A sequência de abertura já revela a escala operística ambicionada pela produção: em meio a um grupo de presos que puxam um navio em um estaleiro sob a chuva, surge a figura de Jean Valjean (Hugh Jackman, quase irreconhecível devido à barba e à magreza), fazendo coro aos companheiros na canção Work Song - sob o olhar duro do inspetor Javert (Russell Crowe). A cena impressionante, passada em 1815, é um prólogo do que se desenrola nos 152 minutos de filme: mesmo depois de cumprir pena por ter roubado um pedaço de pão para alimentar a família da irmã, Valjean jamais vai livrar-se da perseguição do obstinado Javert - que empreende uma caçada implacável ao ex-condenado, cujo ato final tem por pano de fundo as barricadas dos protestos populares de 1832 em Paris.
Cantado do começo ao fim, Os Miseráveis acrescenta ao libreto teatral uma série de qualidades cinematográficas: cenários e figurinos requintados e realísticos, fotografia sofisticada mas não artificiosa, montagem ágil, enquadramentos primorosos - especialmente nos primeiros planos que destacam os solistas cantando. Mas a força do filme está mesmo no carisma do elenco e na beleza da partitura composta por Schönberg, com letras adaptadas para o inglês por Herbert Kretzmer. Jackman está excelente na pele do protagonista, emocionando tanto por sua atuação quanto pela interpretação de temas como What Have I Done? e Who Am I?. Anne Hathaway também brilha no papel da pobre Fantine - obrigada a se prostituir para sustentar a filha Cosette, posteriormente adotada por Valjean -, em especial quando canta a conhecida I Dreamed a Dream.

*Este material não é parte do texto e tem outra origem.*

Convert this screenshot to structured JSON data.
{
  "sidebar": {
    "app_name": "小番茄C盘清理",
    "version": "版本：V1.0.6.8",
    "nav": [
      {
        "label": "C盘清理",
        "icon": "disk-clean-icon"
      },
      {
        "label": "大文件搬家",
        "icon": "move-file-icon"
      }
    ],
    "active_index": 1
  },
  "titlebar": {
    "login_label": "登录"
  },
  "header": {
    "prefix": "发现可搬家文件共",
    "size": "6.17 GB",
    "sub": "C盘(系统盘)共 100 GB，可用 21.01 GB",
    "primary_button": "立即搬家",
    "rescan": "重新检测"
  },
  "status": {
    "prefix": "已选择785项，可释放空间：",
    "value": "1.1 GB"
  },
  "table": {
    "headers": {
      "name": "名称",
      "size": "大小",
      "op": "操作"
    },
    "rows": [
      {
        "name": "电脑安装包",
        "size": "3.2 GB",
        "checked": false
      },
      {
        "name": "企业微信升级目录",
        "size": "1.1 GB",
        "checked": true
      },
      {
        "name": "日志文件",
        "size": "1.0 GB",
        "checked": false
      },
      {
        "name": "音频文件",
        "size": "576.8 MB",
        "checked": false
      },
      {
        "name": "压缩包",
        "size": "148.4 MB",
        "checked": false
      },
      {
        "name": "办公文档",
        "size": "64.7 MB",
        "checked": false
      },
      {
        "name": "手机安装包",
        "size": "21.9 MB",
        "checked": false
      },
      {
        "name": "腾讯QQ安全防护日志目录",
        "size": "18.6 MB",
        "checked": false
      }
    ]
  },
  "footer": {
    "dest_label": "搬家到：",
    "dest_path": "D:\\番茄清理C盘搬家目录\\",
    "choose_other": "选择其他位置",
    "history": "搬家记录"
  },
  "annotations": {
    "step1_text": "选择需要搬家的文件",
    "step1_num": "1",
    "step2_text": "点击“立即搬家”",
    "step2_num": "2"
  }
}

Merecem destaque ainda os momentos cômicos com o casal de escroques Thénardier (Sacha Baron Cohen e Helena Bonham Carter, esbanjando ironia e cinismo no número Master of the House) e os virtuosísticos solos de Éponine (Samantha Banks, que encarnou o mesmo personagem na montagem inglesa do musical, arrebata em On My Own) e Marius (Eddie Redmayne, bravo em Empty Chairs at Empty Tables). No cinema, Les Mis adquire uma potência dramática capaz de convencer até aqueles que torcem o nariz para os musicais.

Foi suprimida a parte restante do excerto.